Thanks... that will give me something else to play with...


----------



## dlfl (Jul 6, 2006)

Here is the StreamBaby wiki Video Compatibility page:
http://code.google.com/p/streambaby/wiki/video_compatibility
Be sure to take this into account. I note that H.264 *Level 4.1* is listed as the highest compatibile level.


----------



## rfryar (Feb 15, 2008)

dlfl said:


> Here is the StreamBaby wiki Video Compatibility page:
> http://code.google.com/p/streambaby/wiki/video_compatibility
> Be sure to take this into account. I note that H.264 *Level 4.1* is listed as the highest compatibile level.

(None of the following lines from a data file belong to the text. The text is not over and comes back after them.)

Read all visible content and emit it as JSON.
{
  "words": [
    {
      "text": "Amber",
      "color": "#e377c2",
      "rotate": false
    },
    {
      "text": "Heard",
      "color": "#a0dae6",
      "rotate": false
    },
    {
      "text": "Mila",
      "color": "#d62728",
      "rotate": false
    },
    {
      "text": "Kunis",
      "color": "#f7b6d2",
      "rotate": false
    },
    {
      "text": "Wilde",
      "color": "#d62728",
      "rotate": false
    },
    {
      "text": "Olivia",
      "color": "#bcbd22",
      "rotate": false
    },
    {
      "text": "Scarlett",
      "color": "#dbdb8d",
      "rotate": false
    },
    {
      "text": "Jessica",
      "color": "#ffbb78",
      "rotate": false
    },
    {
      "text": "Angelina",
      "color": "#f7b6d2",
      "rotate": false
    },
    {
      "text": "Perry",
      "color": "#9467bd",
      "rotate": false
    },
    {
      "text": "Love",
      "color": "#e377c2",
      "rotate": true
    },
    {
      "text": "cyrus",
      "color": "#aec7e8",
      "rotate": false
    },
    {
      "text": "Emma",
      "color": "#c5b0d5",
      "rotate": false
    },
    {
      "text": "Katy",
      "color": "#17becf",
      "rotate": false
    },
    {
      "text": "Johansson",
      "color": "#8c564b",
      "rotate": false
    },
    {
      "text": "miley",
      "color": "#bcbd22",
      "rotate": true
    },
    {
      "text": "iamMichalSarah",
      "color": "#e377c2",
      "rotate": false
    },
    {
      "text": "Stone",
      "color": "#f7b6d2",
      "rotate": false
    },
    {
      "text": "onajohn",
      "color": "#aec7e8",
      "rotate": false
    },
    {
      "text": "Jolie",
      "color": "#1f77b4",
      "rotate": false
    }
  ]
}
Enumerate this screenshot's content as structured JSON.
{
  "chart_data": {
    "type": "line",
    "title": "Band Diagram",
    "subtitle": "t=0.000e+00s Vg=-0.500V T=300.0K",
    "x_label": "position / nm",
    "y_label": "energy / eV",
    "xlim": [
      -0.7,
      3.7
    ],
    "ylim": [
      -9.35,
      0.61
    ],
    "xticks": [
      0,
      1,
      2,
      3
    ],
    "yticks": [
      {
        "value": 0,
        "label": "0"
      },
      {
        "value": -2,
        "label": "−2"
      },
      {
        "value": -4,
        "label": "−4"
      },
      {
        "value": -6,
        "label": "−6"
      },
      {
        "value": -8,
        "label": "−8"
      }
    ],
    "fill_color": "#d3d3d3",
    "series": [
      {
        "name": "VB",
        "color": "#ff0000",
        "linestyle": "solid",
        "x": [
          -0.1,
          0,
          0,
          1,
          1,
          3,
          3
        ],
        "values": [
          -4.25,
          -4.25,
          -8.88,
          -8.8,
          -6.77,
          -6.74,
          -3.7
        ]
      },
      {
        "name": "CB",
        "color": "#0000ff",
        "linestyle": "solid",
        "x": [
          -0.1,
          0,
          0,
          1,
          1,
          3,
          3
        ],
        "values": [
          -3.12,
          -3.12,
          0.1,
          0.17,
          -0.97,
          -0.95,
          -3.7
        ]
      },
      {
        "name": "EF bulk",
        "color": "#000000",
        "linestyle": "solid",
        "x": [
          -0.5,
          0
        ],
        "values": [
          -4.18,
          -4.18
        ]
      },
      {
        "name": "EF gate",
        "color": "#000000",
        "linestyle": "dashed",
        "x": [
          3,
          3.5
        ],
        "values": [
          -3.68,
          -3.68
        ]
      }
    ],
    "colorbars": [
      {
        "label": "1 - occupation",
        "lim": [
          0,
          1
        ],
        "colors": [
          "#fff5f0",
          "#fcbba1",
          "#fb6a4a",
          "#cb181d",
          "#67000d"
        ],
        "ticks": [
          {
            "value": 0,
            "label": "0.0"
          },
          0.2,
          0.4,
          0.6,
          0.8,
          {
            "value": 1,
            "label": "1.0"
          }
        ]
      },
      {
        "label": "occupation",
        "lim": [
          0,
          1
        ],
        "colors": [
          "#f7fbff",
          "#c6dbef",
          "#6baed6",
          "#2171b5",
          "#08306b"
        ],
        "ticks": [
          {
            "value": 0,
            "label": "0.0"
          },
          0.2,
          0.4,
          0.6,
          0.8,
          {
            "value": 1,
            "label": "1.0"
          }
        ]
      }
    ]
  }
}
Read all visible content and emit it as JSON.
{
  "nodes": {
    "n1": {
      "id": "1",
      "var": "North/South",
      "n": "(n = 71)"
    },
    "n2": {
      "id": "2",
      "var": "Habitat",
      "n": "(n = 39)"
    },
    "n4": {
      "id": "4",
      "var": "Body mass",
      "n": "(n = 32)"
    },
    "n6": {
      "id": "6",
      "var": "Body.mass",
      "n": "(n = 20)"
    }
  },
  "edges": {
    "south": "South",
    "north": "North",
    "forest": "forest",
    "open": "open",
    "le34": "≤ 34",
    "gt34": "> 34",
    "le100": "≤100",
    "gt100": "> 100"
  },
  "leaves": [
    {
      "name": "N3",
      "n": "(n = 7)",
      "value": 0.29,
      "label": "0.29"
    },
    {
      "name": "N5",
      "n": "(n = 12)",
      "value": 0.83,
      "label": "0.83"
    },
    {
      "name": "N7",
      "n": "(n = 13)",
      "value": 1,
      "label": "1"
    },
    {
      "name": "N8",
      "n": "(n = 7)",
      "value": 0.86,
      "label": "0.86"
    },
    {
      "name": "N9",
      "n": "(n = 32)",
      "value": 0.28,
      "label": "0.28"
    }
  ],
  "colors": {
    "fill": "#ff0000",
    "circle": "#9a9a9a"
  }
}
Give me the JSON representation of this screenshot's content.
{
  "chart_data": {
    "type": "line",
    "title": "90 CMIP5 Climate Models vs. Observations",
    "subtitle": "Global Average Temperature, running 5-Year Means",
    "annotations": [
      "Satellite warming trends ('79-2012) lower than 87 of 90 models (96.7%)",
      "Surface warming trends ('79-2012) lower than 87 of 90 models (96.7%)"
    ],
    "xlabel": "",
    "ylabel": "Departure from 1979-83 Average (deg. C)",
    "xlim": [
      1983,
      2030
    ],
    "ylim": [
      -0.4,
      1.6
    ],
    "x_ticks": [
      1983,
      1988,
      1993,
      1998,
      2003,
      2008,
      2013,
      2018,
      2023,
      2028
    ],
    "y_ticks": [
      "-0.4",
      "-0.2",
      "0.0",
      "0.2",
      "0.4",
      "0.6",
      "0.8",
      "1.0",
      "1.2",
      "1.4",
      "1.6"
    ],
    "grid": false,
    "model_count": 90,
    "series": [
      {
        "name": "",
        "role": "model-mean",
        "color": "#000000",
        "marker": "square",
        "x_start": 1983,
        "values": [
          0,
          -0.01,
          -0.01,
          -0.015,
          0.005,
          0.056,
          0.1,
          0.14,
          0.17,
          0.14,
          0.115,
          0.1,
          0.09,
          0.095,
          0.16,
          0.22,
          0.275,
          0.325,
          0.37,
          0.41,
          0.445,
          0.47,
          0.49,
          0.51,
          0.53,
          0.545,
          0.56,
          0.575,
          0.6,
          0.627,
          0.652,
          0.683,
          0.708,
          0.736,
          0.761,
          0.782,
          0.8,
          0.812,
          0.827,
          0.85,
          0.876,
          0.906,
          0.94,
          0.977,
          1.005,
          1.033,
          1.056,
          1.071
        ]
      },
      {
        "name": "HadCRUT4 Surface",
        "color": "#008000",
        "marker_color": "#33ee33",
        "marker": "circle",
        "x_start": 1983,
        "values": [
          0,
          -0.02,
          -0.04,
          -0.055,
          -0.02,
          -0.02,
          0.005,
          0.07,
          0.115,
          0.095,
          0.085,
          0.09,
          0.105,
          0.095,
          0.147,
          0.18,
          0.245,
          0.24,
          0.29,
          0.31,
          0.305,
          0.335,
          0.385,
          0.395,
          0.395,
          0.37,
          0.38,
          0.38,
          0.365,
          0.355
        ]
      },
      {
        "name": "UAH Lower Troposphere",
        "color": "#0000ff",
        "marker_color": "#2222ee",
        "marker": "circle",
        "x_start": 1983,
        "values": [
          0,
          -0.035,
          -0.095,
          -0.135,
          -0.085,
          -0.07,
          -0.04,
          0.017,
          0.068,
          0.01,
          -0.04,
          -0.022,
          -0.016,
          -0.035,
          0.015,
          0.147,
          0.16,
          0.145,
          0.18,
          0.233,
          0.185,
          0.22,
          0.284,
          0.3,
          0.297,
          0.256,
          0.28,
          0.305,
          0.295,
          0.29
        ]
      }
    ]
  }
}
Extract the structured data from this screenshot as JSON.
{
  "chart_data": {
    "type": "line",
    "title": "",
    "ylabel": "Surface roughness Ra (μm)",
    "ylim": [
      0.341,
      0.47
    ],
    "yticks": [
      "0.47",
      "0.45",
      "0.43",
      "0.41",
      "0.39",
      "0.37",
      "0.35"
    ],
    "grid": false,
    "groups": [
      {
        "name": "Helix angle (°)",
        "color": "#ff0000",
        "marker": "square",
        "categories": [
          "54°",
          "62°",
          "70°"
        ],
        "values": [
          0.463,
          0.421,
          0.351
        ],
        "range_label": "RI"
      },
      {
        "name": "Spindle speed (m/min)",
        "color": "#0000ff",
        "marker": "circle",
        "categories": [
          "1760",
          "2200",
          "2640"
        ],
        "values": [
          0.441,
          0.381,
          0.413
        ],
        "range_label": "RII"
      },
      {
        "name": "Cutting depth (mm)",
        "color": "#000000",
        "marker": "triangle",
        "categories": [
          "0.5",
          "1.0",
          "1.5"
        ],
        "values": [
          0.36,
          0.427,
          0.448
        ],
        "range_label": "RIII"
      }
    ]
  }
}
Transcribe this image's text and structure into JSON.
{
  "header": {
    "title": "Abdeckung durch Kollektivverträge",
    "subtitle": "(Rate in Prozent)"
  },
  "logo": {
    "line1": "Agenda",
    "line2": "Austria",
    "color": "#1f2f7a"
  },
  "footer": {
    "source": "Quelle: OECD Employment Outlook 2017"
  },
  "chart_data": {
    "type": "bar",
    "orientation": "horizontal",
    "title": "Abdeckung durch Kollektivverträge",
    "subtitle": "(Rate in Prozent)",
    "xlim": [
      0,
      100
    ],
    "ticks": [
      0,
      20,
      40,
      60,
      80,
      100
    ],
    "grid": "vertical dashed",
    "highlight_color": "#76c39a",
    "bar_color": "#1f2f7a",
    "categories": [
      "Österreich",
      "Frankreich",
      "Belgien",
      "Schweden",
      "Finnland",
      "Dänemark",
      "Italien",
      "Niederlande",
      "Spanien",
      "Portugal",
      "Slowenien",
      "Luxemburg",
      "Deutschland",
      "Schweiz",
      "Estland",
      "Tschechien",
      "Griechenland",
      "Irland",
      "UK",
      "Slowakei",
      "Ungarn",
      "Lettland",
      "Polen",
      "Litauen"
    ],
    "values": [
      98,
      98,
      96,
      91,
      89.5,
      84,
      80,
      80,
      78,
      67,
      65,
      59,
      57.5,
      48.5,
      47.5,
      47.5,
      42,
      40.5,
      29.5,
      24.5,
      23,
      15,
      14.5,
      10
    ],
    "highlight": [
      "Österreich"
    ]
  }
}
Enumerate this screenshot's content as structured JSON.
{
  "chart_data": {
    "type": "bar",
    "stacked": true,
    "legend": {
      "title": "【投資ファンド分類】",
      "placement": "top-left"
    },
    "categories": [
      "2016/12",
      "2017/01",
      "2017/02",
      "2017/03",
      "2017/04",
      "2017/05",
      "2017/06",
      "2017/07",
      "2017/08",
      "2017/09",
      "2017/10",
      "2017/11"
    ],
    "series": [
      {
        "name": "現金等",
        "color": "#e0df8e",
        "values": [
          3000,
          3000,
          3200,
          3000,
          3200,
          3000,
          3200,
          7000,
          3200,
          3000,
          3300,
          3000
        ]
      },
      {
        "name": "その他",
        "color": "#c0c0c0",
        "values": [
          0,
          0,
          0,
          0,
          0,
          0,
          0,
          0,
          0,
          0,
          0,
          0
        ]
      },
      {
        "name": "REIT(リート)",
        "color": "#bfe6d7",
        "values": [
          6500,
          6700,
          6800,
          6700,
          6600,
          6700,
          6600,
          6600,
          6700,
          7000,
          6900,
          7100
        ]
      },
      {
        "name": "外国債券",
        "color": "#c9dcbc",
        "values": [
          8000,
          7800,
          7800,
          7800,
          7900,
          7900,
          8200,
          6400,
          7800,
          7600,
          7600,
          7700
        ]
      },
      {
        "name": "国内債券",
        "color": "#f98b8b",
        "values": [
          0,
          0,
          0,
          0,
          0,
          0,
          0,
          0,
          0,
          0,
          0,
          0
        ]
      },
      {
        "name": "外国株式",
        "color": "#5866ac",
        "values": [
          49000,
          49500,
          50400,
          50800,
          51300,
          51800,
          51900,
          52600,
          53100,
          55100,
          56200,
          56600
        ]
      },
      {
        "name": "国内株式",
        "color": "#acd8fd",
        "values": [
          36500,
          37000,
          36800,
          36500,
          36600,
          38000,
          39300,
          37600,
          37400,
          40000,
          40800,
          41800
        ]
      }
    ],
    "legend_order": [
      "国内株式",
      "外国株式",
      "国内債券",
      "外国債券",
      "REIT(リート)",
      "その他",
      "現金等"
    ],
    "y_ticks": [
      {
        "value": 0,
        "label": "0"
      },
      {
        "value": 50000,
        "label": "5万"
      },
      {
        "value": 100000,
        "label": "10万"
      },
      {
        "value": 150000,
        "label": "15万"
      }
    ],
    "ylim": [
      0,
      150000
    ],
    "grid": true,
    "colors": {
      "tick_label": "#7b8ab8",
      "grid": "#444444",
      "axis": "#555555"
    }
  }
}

Yep you are right, the profiles I listed above are 3.0. My BluRay rips are set to 4.1. I do not know where I got 4.2 in my head from. 

Rick


----------



## larrs (May 2, 2005)

After a months long journey, and tons of input on the forums, I finally settled on mpeg2 for all my Tivo needs because of all of the little mpeg4 issues. Until Tivo changes the Premiere to a true media streamer, there are so many issues involved that it makes one headache after another. Streambaby works fine, but with a rebuffer occurring every 1GB, it is problematic for HD sources.

I have managed to get a 1080P h264 source of 20+GB down to 8.5GB 1080P mpeg2 (5.1 AC3) with VideoRedo and it transfers with TivoDesktop just fine, even on a TivoHD.

If you are staying with mpeg4, I found MeGUI as a slightly better encoding solution for a Tivo.


----------



## jcthorne (Jan 28, 2002)

I also gave up on handbrake for most encoding for tivo. MeGUI these days does a much more reliable job creating mp4s that the tivo plays well. There are a few parameters to avoid/keep to but within tivo's limits, it works well.

All my media is stored on our server in mp4 format as it plays well on computers, the tivo and a WDTV player we use in our motorhome. 

If someone wants some help with MeGUI parameters and use for tivo, please start a new thread on that subject and ask away. There are folks here that can help.


----------



## nrnoble (Aug 25, 2004)

jcthorne said:


> I also gave up on handbrake for most encoding for tivo. MeGUI these days does a much more reliable job creating mp4s that the tivo plays well. There are a few parameters to avoid/keep to but within tivo's limits, it works well.
> 
> All my media is stored on our server in mp4 format as it plays well on computers, the tivo and a WDTV player we use in our motorhome.
> 
> If someone wants some help with MeGUI parameters and use for tivo, please start a new thread on that subject and ask away. There are folks here that can help.


I have created a new MeGUI thread. I will give a try by using it to convert a few DVD movies.

Could you post your TiVo preset settings and\or provide a link where the preset can be downloaded.

Thx!


----------